8. An decentralized electronic medical record sharing system supporting dynamic access, comprising:

the data owner generates a certificate according to the zero knowledge certificate in the first data terminal and sends the certificate to the blockchain network, and the data is uploaded to the corresponding node according to the obtained node address; the data owner makes the identification mark and the medical record data to be uploaded into ciphertext serving as data to be uploaded according to the secret key in the first data terminal;

a blockchain network configured to: after verifying the certification from the first data terminal, allowing the data owner to upload the medical record data; distributing nodes for the stored data and receiving medical record data uploaded from a first data terminal;

the second data terminal is communicated with the blockchain network, and the data user obtains a decryption key through proving identity in a set time period based on the second data terminal and is used for decrypting the corresponding ciphertext to obtain data uploaded by the data owner;

a rights update module configured to: and communicating with the blockchain network, updating the revocation list based on the set revocation period, and adding the revoked data users into the updated list so that the revoked data users cannot decrypt the data exceeding the revocation period.

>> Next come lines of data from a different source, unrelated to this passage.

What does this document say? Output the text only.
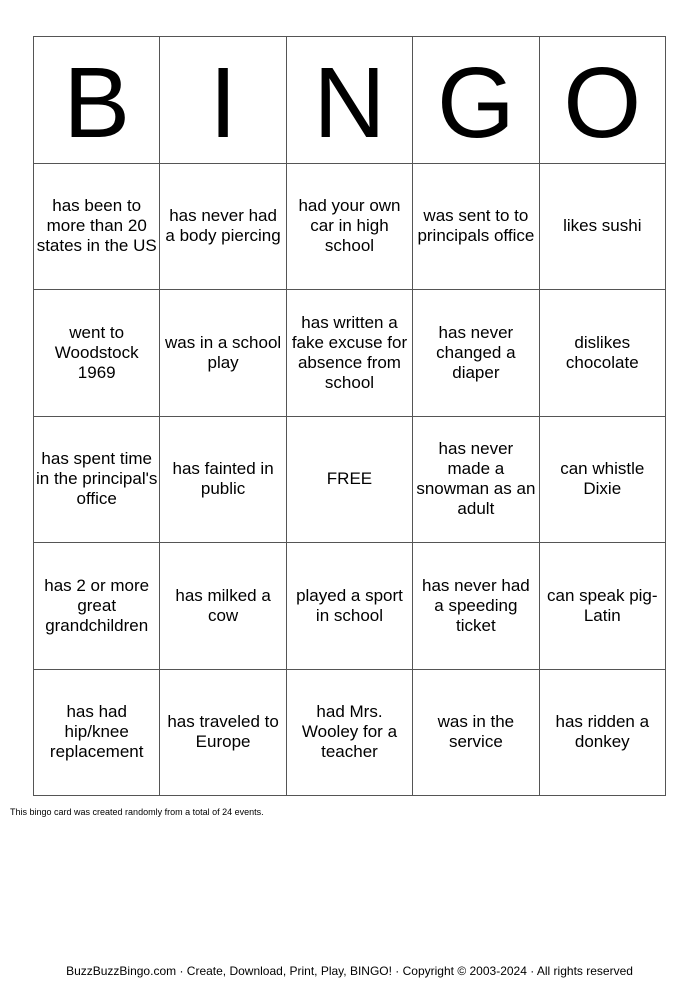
B	I	N	G	O
has been to more than 20 states in the US	has never had a body piercing	had your own car in high school	was sent to to principals office	likes sushi
went to Woodstock 1969	was in a school play	has written a fake excuse for absence from school	has never changed a diaper	dislikes chocolate
has spent time in the principal's office	has fainted in public	FREE	has never made a snowman as an adult	can whistle Dixie
has 2 or more great grandchildren	has milked a cow	played a sport in school	has never had a speeding ticket	can speak pig-Latin
has had hip/knee replacement	has traveled to Europe	had Mrs. Wooley for a teacher	was in the service	has ridden a donkey
This bingo card was created randomly from a total of 24 events.
BuzzBuzzBingo.com · Create, Download, Print, Play, BINGO! · Copyright © 2003-2024 · All rights reserved
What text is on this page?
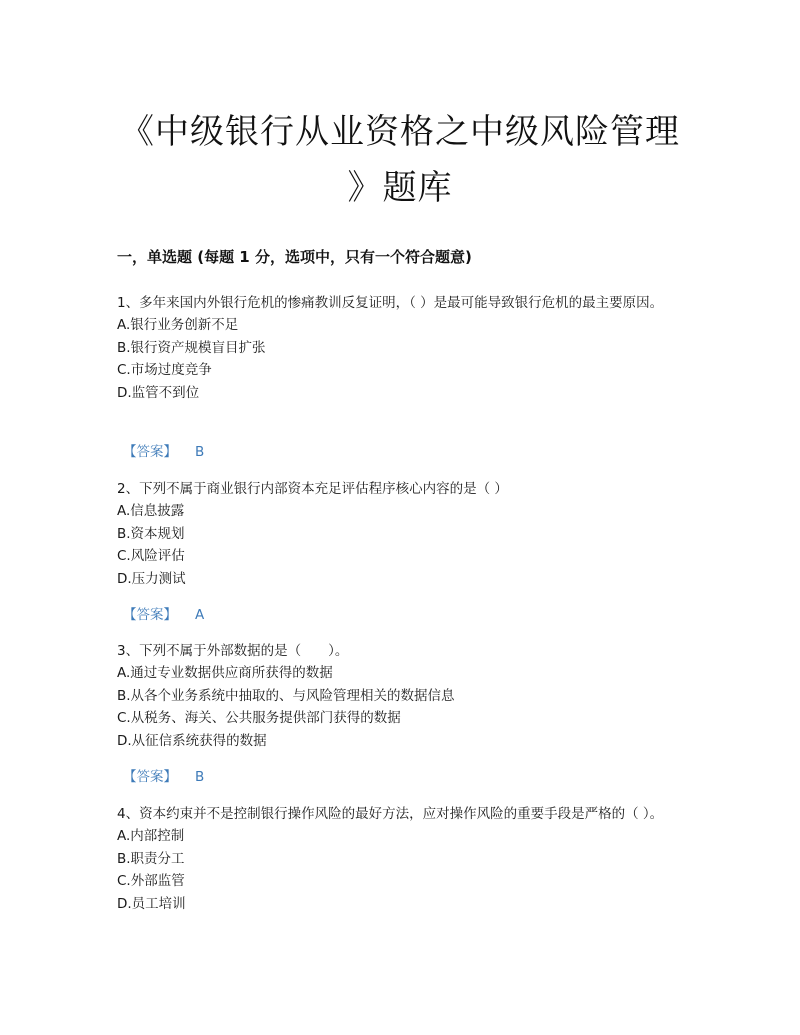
《中级银行从业资格之中级风险管理
》题库
一，单选题 (每题 1 分，选项中，只有一个符合题意)

1、多年来国内外银行危机的惨痛教训反复证明，（ ）是最可能导致银行危机的最主要原因。

A.银行业务创新不足

B.银行资产规模盲目扩张

C.市场过度竞争

D.监管不到位

【答案】 B

2、下列不属于商业银行内部资本充足评估程序核心内容的是（ ）

A.信息披露

B.资本规划

C.风险评估

D.压力测试

【答案】 A

3、下列不属于外部数据的是（　　）。

A.通过专业数据供应商所获得的数据

B.从各个业务系统中抽取的、与风险管理相关的数据信息

C.从税务、海关、公共服务提供部门获得的数据

D.从征信系统获得的数据

【答案】 B

4、资本约束并不是控制银行操作风险的最好方法，应对操作风险的重要手段是严格的（ ）。

A.内部控制

B.职责分工

C.外部监管

D.员工培训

9. A computer readable storage medium having stored thereon a computer program which when executed by a processor performs the steps in the decentralised electronic medical record sharing method supporting dynamic access as claimed in any one of claims 1 to 7.

10. A computer device comprising a memory, a processor and a computer program stored on the memory and executable on the processor, the processor implementing the steps in the method for decentralizing electronic medical record sharing supporting dynamic access as recited in any one of claims 1-7 when the program is executed by the processor.